Alexey · June 15, 2024, 9:16am

yes, and it’s proven on my very not optimal setup. It doesn’t have them…
Unfortunately I cannot check that on RPi 3, because the SD card is not bootable and this setup in a different country…
But I cannot use my case as a template anyway.
Other 20k nodes can.

unlikely. Likely just this setup is struggling with the current load pattern. But you said that this problem exist for a while before all load tests are started.
So, just an unhappy case. Some combination of hardware/software.

Could you please try to move databases to another disk (preferably on your HBA or SSD)?

Qwinn · June 15, 2024, 9:25am

And if I take the trouble to do that (and I’m not even sure how I would rewrite my docker run to split the storage files from the databases, is there a guide for this somewhere), and the problem continues, is there ANY chance you’ll concede that there’s a bug in play here?

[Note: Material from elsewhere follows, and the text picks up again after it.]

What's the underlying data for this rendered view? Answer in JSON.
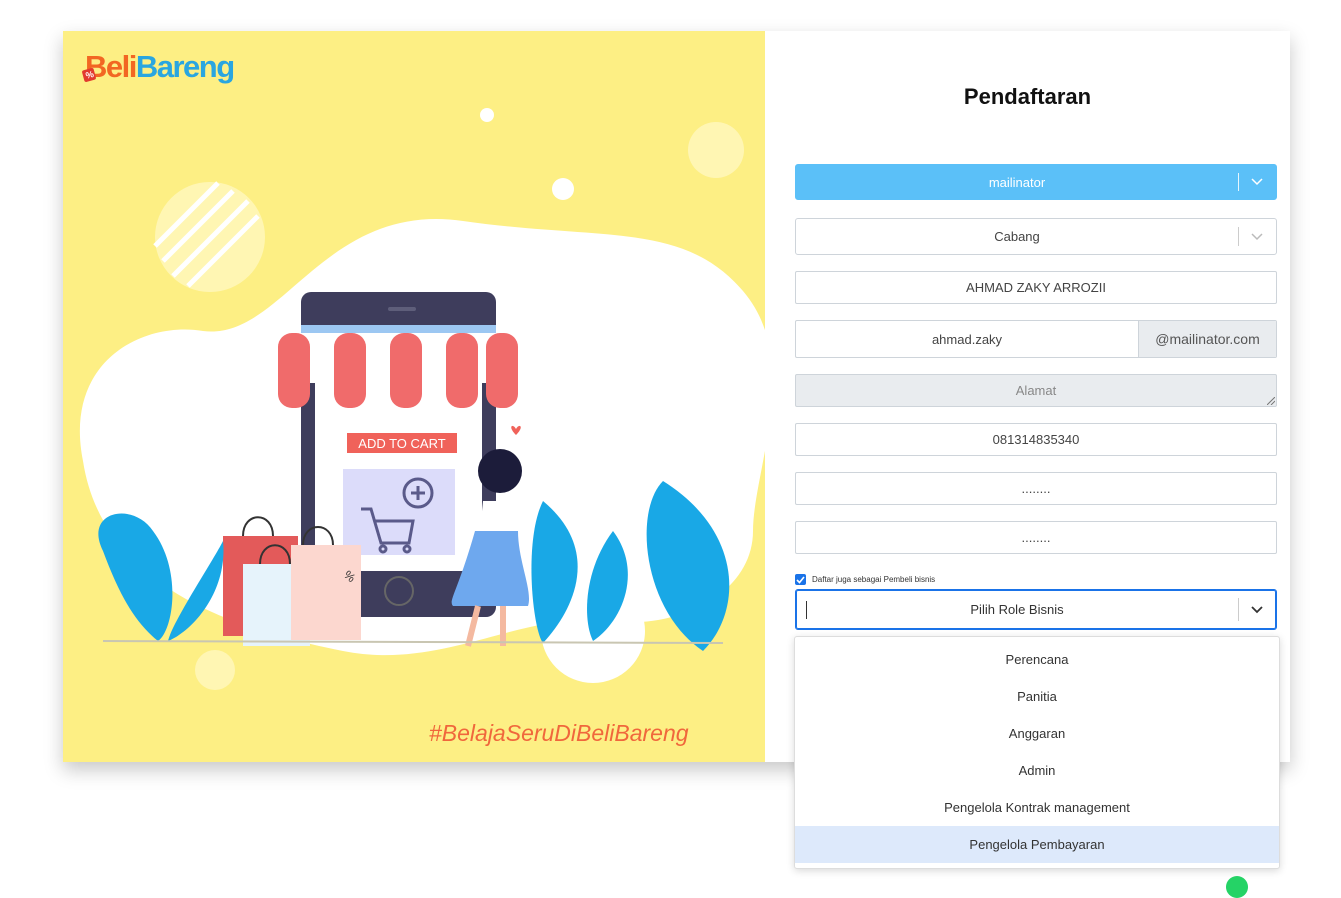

Cause you were sure there was corruption before, I was sure there wasn’t, I did what you said, all it did was prove I was right, and it killed my node.

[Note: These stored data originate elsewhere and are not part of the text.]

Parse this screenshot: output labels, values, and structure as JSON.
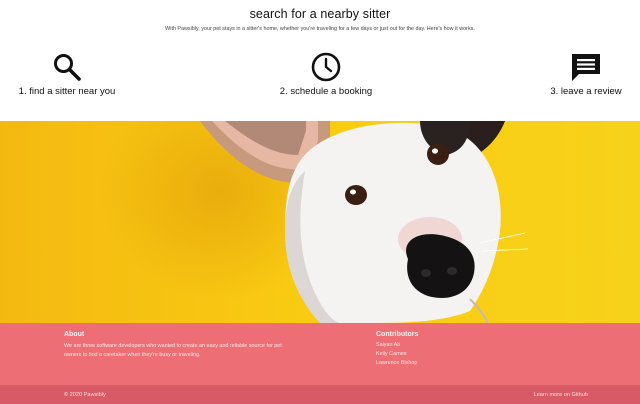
{
  "intro": {
    "title": "search for a nearby sitter",
    "subtitle": "With Pawsibly, your pet stays in a sitter's home, whether you're traveling for a few days or just out for the day. Here's how it works."
  },
  "steps": [
    {
      "label": "1. find a sitter near you",
      "icon": "search-icon"
    },
    {
      "label": "2. schedule a booking",
      "icon": "clock-icon"
    },
    {
      "label": "3. leave a review",
      "icon": "chat-icon"
    }
  ],
  "hero": {
    "image": "white-dog-on-yellow-photo"
  },
  "footer": {
    "about": {
      "heading": "About",
      "text": "We are three software developers who wanted to create an easy and reliable source for pet owners to find a caretaker when they're busy or traveling."
    },
    "contributors": {
      "heading": "Contributors",
      "names": [
        "Saiyan Ali",
        "Kelly Carnes",
        "Lawrence Bishop"
      ]
    }
  },
  "bottom": {
    "copyright": "© 2020 Pawsibly",
    "learn_more": "Learn more on Github"
  },
  "colors": {
    "hero_bg": "#f7c70f",
    "footer_bg": "#ed6e74",
    "bottom_bg": "#d85a66"
  }
}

If there is the remotest possibility you’ll acknowledge there’s a bug, then okay.

If there isn’t, then nah.

(BTW, it amazes me, reading through these forums and seeing tons of people struggling with similar issues, that you can act like all 20k other nodes are running just dandy. I just told you 3 out of 3 users are seeing these database locks, and you didn’t even blink.).

jammerdan · June 15, 2024, 9:31am

Qwinn · June 15, 2024, 10:07am

Thanks.

By the way… I know I seem very sure that it’s a bug and you guys may not understand why. Not sure if I mentioned it in my Database Locking Madness thread, but I just remembered why I’ve been so sure it’s a bug for months, and not a performance issue, all this time.

Because, randomly, each time I restart, it changes which database gets ALL the locking.

One restart, EVERT SINGLE database lock error, it’s piece_expiration.db.

Another restart, EVERY SINGLE LOCK is on bandwidth.db.

I’ve been a programmer for the last 42 years. I know how to tell software bugs from performance issues.

If it were performance issues, both databases would be getting affected on any given run.

But it never is. It’s always one of those databases, or the other. Every single lock affects only one on any given restart of the node.

You tell me. Is that consistent with a performance issue? Or a software issue?

Feel free to blame it on a sqlite3 bug. But I know how to vet shit and my shit is vetted.

Alexey · June 15, 2024, 10:15am

I do not see a bug, only the problem with this particular hardware, sorry.
I would say, that losing the collected stat while the DB is not able to store them I would personally consider as a not great behavior. The bug here is the hardware, which we cannot fix. However, the parameter to let the node know, that’s we are ok to grow in RAM indefinitely in hope that some time in the future the disk wouldn’t be so busy to do its work which it was designed for, could be a temporary solution (RAM is not infinite anyway).

which, again, proves that there is a bug in this particular setup. Because almost anyone must have this “bug”, which is not the case, I’m sorry. Even raspberry Pi doesn’t have it, @ACarneiro can confirm.

Qwinn · June 15, 2024, 10:19am

I see. So it’s a HARDWARE bug on my end that causes every single lock to be on one database, or the other database, on any given run.

HARDWARE can do that. That doesn’t sound like software. It must be HARDWARE that reflexively chooses only one sqllite3 database to lock up on, randomly, each time the node is started.

THAT makes even an iota of frikkin’ sense.

Holy crap, this is hopeless.

Alexey · June 15, 2024, 10:30am

This is not the problem with you. Please try to understand, some HW works way outside of the standard expectations. It’s not your fault. The HW has some issues. We cannot fix them (at least I do not have enough knowledge how to fix that the disk is too slow on writes without adding an additional layer of complexity like an SSD layer).

Please, try to move databases to another disk. Please. If it’s hard, ok. Leave it as is. It will not going to solve itself likely.

Qwinn · June 15, 2024, 10:31am

Explain to me how a disk being slow on writes could possibly only be slow on one database one run, and only slow on a diffrerent database the next run.